To date, the literature agrees in the general approach to these patients. It tends to follow the same approach as in other OD related to viral infections. The diagnosis of viral-associated olfactory loss is made primarily via patient history. A detailed history would also rule out other causes of ongoing olfactory loss or symptoms that are indicative of more worrisome pathology. Imaging is rarely performed unless symptoms and examination suggest an alternative diagnosis.
However, since post-COVID-19-related OD is a relatively new entity, treatment options available lack the scientific evidence necessary for a sustained treatment guideline. In fact, most of the evidence base considered is not COVID-19-specific, which poses a limitation to this review.
Nevertheless, olfactory training has emerged as the most efficacious treatment and daily practicing with three odorants has become standard recommendation for post-COVID-19-related OD.
Despite smell training, different centers studied the effect of cortisone - intranasal as well as oral - on the outcome regarding OD. Despite encouraging safety profile of topical steroids application, the existence of heterogeneous data makes conclusions regarding their use challenging. Even so, BRS consensus suggests the optional use of topical steroids in patients with anosmia lasting more than 2 weeks, associated with nasal symptoms.5
There are several other treatments presented in the literature. Overall, there is no strong evidence for any pharmacologic treatment of post-COVID-19-related OD.
Conclusion
This pandemic has renewed the interest in post-viral olfactory dysfunction. Currently, the natural history of post-viral OD cannot be accurately predicted. There are cases in which some patients experience a period of transient anosmia, followed by a full recovery of the olfactory function, while others experience permanent OD. We anticipate that both family medicine and otolaryngologists will see an increase in the number of patients presenting with this condition, considering the recent rise in COVID-19-related OD.
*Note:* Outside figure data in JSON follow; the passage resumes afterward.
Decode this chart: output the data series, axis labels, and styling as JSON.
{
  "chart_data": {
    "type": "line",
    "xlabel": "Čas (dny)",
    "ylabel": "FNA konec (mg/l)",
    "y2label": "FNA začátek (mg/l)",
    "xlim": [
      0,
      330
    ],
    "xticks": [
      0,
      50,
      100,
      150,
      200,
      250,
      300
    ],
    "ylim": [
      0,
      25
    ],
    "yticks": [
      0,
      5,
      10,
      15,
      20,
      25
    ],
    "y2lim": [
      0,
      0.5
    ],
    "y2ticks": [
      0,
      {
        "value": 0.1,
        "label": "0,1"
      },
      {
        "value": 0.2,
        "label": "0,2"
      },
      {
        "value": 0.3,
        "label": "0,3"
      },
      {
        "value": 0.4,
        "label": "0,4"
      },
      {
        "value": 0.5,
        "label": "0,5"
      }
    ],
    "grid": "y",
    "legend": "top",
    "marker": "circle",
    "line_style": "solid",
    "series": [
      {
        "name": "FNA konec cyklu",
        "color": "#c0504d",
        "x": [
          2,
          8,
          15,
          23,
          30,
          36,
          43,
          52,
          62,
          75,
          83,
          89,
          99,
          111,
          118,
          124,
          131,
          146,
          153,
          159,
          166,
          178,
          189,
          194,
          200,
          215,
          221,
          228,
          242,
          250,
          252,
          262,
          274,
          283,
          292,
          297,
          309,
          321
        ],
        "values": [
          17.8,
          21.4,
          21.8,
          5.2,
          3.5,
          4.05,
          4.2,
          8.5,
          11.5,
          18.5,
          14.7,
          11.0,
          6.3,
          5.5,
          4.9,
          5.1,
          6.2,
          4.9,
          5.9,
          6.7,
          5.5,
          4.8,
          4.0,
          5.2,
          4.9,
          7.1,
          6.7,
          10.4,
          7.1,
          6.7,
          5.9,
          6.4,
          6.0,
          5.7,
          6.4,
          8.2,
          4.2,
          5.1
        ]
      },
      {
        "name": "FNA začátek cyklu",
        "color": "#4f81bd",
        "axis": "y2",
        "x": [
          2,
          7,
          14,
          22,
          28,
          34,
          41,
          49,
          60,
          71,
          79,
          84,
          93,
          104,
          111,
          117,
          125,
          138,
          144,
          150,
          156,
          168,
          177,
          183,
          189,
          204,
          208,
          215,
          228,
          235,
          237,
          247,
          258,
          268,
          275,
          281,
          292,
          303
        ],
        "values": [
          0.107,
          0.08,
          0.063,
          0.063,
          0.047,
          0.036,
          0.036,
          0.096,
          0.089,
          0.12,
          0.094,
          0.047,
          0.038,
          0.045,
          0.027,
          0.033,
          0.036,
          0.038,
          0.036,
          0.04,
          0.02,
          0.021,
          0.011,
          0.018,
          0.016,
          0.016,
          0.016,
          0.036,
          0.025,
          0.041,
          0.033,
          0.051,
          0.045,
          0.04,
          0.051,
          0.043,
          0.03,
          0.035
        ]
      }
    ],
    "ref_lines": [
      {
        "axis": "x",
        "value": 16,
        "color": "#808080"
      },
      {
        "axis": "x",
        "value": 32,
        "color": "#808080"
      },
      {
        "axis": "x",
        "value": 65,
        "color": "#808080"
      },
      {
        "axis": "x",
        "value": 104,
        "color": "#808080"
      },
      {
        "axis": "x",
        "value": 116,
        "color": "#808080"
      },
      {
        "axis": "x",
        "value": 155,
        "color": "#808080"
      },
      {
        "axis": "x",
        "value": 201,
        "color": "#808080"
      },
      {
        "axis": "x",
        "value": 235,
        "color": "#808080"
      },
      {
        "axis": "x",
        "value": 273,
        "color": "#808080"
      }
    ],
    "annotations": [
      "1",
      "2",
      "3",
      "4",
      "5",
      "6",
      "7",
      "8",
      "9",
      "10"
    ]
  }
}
Olfactory training is considered an efficacious and safe treatment option. Further studies are required to validate its efficacy and indications for oral or topical use of corticosteroids. The medical community is rapidly accruing information, and standards are likely to change quickly, bringing additional results.
We hope that the newfound spotlight on OD will drive clinical research and lead to the development of novel treatment options for patients with COVID-19-related OD.